Des pistes, pas d’impasse
Le type de lien créé à la naissance déterminera donc la qualité des relations de l’individu jusqu’à l’âge adulte. On distingue ainsi quatre styles d’attachement, du plus sain au plus problématique. Cette conception fait peser le risque de vivre des relations compliquées en cas de premier lien « défectueux ». Heureusement, même si « beaucoup de choses se jouent dans le développement précoce, ce n’est pas irréversible: il existe des phénomènes comme la résilience et la plasticité cérébrale », rassure Marie Stiévenart. « Mais une équation demeure: plus on attend, plus l’investissement éducatif devra être important », souligne Emmanuel Thill.

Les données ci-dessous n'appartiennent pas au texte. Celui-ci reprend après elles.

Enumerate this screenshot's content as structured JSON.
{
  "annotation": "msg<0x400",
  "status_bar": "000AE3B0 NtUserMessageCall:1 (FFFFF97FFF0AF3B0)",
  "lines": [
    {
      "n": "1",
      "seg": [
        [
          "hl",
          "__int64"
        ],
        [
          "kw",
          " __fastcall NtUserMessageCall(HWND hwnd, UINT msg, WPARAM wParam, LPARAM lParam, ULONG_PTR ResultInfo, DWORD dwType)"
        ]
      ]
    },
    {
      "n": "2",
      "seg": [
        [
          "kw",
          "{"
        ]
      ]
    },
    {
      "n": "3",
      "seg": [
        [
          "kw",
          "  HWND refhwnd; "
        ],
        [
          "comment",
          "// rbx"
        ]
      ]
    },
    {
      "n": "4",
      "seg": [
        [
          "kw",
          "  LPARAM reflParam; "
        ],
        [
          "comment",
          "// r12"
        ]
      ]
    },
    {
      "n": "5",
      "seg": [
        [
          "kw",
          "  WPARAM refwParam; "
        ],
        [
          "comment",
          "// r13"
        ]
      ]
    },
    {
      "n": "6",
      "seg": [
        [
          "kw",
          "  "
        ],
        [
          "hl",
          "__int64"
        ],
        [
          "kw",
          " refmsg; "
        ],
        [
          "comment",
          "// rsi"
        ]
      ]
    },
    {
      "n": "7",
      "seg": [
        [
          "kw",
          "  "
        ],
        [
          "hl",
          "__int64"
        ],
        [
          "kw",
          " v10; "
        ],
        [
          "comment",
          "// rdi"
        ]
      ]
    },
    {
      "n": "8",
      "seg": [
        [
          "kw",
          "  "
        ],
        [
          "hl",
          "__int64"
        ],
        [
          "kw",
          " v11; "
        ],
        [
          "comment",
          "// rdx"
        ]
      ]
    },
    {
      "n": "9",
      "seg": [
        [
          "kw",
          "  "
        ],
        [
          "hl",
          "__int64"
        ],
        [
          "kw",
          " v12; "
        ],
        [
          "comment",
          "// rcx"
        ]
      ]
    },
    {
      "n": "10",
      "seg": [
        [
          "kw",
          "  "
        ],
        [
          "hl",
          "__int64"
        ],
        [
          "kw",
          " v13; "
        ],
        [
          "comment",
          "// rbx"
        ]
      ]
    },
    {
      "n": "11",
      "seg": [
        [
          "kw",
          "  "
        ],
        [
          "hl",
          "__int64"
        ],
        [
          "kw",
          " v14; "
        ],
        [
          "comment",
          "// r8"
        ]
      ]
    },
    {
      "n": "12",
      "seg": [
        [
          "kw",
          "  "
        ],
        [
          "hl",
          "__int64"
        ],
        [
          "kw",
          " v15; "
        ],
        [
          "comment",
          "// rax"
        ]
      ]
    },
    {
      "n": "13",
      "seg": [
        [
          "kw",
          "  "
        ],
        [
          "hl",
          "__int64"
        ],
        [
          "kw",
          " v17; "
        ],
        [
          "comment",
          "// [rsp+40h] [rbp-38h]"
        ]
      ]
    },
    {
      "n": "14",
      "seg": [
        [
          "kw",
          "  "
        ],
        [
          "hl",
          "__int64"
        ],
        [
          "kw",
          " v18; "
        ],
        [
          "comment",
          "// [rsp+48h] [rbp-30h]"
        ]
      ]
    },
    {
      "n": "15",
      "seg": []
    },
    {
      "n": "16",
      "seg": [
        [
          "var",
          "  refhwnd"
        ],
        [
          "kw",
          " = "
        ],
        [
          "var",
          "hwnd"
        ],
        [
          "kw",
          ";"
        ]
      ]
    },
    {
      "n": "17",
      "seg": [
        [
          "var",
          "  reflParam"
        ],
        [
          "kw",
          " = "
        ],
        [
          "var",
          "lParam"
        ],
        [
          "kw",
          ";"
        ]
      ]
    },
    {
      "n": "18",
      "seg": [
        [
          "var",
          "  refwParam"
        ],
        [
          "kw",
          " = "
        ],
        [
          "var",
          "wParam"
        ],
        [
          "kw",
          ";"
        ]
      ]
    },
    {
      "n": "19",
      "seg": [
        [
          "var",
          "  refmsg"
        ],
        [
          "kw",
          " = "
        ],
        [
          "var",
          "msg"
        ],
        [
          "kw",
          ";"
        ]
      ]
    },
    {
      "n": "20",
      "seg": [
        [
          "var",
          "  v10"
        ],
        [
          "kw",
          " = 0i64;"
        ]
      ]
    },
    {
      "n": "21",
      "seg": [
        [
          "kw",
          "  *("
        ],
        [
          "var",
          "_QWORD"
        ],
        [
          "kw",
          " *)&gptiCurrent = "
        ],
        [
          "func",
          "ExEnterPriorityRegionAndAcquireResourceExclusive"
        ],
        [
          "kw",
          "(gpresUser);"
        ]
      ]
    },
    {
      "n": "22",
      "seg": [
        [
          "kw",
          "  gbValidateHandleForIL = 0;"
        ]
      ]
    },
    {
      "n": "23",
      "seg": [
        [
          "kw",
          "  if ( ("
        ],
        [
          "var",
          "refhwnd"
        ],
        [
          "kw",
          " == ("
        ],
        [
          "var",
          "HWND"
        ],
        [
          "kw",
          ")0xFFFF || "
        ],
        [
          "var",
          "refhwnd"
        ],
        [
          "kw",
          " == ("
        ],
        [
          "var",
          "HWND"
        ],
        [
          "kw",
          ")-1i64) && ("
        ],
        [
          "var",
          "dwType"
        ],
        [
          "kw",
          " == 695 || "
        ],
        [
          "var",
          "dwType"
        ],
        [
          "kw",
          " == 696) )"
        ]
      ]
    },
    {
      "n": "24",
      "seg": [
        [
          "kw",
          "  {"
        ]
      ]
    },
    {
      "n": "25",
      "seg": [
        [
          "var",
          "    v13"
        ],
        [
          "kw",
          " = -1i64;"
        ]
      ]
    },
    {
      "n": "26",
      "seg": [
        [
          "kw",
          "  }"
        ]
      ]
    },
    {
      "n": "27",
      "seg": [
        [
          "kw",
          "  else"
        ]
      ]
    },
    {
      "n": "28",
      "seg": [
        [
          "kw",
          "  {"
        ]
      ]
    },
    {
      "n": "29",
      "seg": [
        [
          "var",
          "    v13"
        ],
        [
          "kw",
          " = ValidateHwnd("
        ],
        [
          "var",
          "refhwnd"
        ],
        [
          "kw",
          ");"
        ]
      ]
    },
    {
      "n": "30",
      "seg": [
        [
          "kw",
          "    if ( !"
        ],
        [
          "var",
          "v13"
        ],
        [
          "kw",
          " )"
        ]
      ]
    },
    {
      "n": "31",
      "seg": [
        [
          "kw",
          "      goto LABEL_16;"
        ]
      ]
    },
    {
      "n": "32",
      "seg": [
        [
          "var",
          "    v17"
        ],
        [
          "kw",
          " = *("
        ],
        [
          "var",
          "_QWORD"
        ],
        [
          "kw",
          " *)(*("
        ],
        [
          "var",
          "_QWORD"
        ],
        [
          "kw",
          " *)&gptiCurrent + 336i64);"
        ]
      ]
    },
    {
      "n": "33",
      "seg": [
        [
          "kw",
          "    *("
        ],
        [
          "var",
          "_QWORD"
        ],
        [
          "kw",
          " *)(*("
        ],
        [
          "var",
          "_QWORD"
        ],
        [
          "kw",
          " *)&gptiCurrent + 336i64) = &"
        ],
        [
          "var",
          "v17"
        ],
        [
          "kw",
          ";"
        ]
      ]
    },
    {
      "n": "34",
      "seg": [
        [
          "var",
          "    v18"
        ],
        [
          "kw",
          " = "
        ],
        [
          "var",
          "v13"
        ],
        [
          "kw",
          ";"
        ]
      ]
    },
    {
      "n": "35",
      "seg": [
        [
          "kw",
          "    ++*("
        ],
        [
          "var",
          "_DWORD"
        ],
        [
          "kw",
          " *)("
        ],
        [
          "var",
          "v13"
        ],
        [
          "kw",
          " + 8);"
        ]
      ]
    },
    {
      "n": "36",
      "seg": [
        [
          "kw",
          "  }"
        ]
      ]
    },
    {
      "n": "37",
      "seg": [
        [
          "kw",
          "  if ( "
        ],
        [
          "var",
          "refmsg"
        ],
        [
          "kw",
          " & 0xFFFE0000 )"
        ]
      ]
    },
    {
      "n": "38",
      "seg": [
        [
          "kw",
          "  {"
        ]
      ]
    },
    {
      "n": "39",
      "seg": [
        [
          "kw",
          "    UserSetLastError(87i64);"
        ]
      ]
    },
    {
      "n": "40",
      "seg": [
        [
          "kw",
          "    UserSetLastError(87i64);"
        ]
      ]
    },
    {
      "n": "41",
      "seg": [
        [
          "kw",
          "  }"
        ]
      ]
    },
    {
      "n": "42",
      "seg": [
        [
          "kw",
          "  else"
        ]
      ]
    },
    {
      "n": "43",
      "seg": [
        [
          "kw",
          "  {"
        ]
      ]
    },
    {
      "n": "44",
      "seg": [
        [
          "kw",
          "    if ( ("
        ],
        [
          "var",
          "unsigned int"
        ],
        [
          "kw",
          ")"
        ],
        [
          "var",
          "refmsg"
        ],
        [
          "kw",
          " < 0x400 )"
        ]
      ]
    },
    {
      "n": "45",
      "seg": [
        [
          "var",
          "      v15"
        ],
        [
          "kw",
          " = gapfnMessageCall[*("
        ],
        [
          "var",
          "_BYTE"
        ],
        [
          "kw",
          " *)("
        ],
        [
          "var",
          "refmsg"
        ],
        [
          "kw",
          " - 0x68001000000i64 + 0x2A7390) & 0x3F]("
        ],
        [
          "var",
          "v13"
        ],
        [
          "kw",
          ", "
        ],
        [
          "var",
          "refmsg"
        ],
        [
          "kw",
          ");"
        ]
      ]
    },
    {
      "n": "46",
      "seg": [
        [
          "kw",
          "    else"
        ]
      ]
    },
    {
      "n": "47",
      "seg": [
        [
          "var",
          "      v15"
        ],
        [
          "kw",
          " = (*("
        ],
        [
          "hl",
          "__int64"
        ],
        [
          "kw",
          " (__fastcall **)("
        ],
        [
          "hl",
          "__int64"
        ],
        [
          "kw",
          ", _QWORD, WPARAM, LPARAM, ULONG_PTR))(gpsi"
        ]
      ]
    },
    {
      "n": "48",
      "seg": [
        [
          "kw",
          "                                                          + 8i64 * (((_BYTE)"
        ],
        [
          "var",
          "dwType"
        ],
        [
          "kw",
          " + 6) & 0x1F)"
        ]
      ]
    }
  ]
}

Aujourd’hui, « on s’intéresse de plus en plus aux troubles complexes de certains enfants jugés difficiles, relève le pédopsychiatre en évoquant une nouvelle piste de recherche. « Avec l’explosion des neurosciences, on étudie désormais les neurohormones, comme l’ocytocine, qui peuvent empêcher l’attachement de se construire. » « On peut mesurer l’attachement chez l’enfant en bas âge, mais un no man’s land demeure en période scolaire, insiste Marie Stiévenart. En psychopathologie, on met également en perspective la construction de ce précieux lien avec d’autres variables, comme le burnout parental. » Plus de soixante ans après sa naissance, cette théorie offre ainsi de nouvelles promesses pour comprendre les relations du bébé avec son entourage et le début de la vie sociale. Elle est en outre observable dans toutes les cultures et quel que soit le regard scientifique porté.
Quatre types d’attachement
Sécure. Le plus courant. L’ enfant s’autorise à exprimer ses besoins et est capable d’explorer son environnement. Quand il est seul, il peut ré-évoquer la présence intériorisée de l’image de ses figures d’attachement.
Insécure évitant. Le petit peut donner l’impression d’être très indépendant, mais, en réalité, il n’est pas à l’aise avec l’expression de ses besoins. Dans la majorité des cas, il manifestera peu d’ émotion en cas de stress. Insécure ambivalent. Quand il est séparé de sa figure d’attachement, le bambin exprime sa détresse. Mais au moment des retrouvailles, il témoigne de la colère, voire de la violence. Très fusionnel avec ses parents, il pleure fort et est difficile à réconforter.
Insécure désorganisé. On observe un mouvement paradoxal chez ces enfants qui semblent portés par une pulsion de vie, mais considèrent la figure d’attachement comme une source de stress. Particulièrement « abîmés » par des traumatismes, de la violence ou une carence affective, ils sont marqués par des comportements étranges, comme des mouvements de balancement ou des stéréotypies (NDLR: répétitions de gestes ou de paroles). « C’est un facteur de risque pour leur développement », prévient Marie Stiévenart. Attention toutefois: « Le but n’est pas de culpabiliser les parents », insiste Emmanuel Thill.